Intuition - Bake the understanding of other relevant words into the word currently getting processed

Alt text

Steps 2-6 can be condensed into $$softmax{(\frac{Q K^T}{\sqrt{(d_k)}})}V = Z$$

Multi-head Attention

Intuition - in the above equation, Z contains a little of all encodings but could be dominated by itself.

In the Attention is All You Need paper, they have 8 attention heads, so we end up doing the same calculation as above 8 times with different weight matrices

Feedforward is expecting a single and not 8 matrix for each keyword. To achieve this,

CONCAT all Z matrices
Multiply with $W_0$ (8*$dim_{Z_{0....7}}$) matrix to get Z matrix for each word

Positional Embedding

To account for the order in the sequence of text, we assign a Positional Embedding vector to each input embedding.

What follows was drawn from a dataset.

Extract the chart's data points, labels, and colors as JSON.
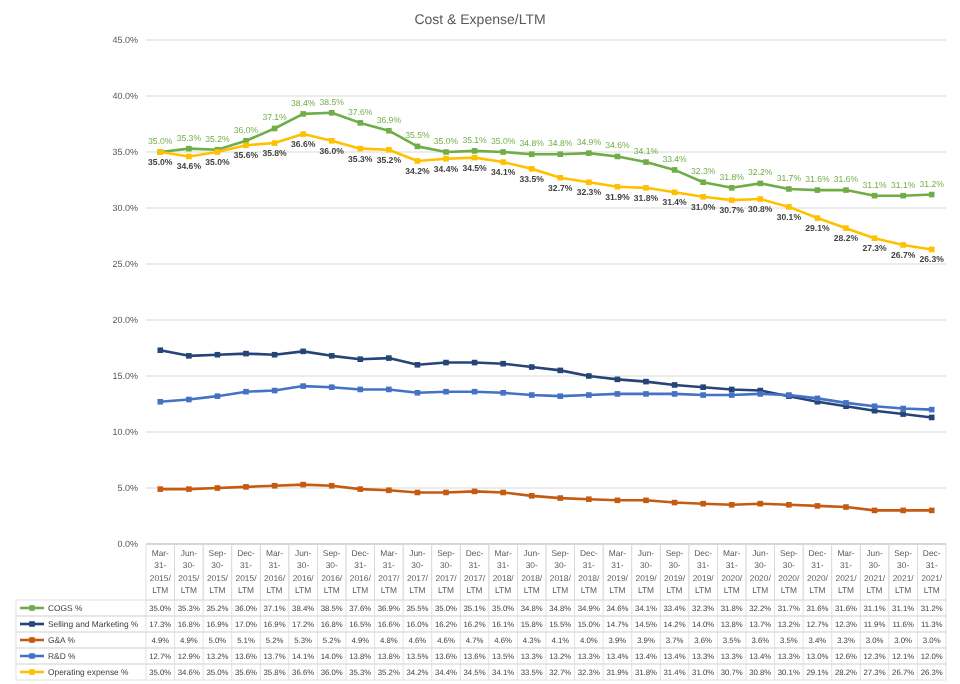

These vectors follow a specific pattern.

The Residuals

These are the residual connections in the paper.

Alt text

The Decoder

The set of K, V vectors from the encoder stack is used by each encoder-decoder attention layer of the decoder

In decoder, the self attention layer, is only allowed to attend to the positions before it in the output sequence. This is done by masking the future positions by -inf before softmax step

The encoder-decoder-attention layer works like the multihead attention layer except, it creates its Queries matrix from layer below it and get the K, V matrices from the output of encoder.

Linear Layer

Project the outputs of the decoder to a much larger vector called the logits vector (vocab wide)

Loss Function

The model outputs the probability distribution and this distribution is compared to the actual distribution using Cross Entropy or Kullback-Leibler Divergence

The output is always a vocab wide probability distribution of the expected token.

We can decode this by just taking the word with highest probability Greedy decoding

Or by keeping, lets say, two words, and run the model with keeping each word in the first place and so on. beam search [Hyperparams]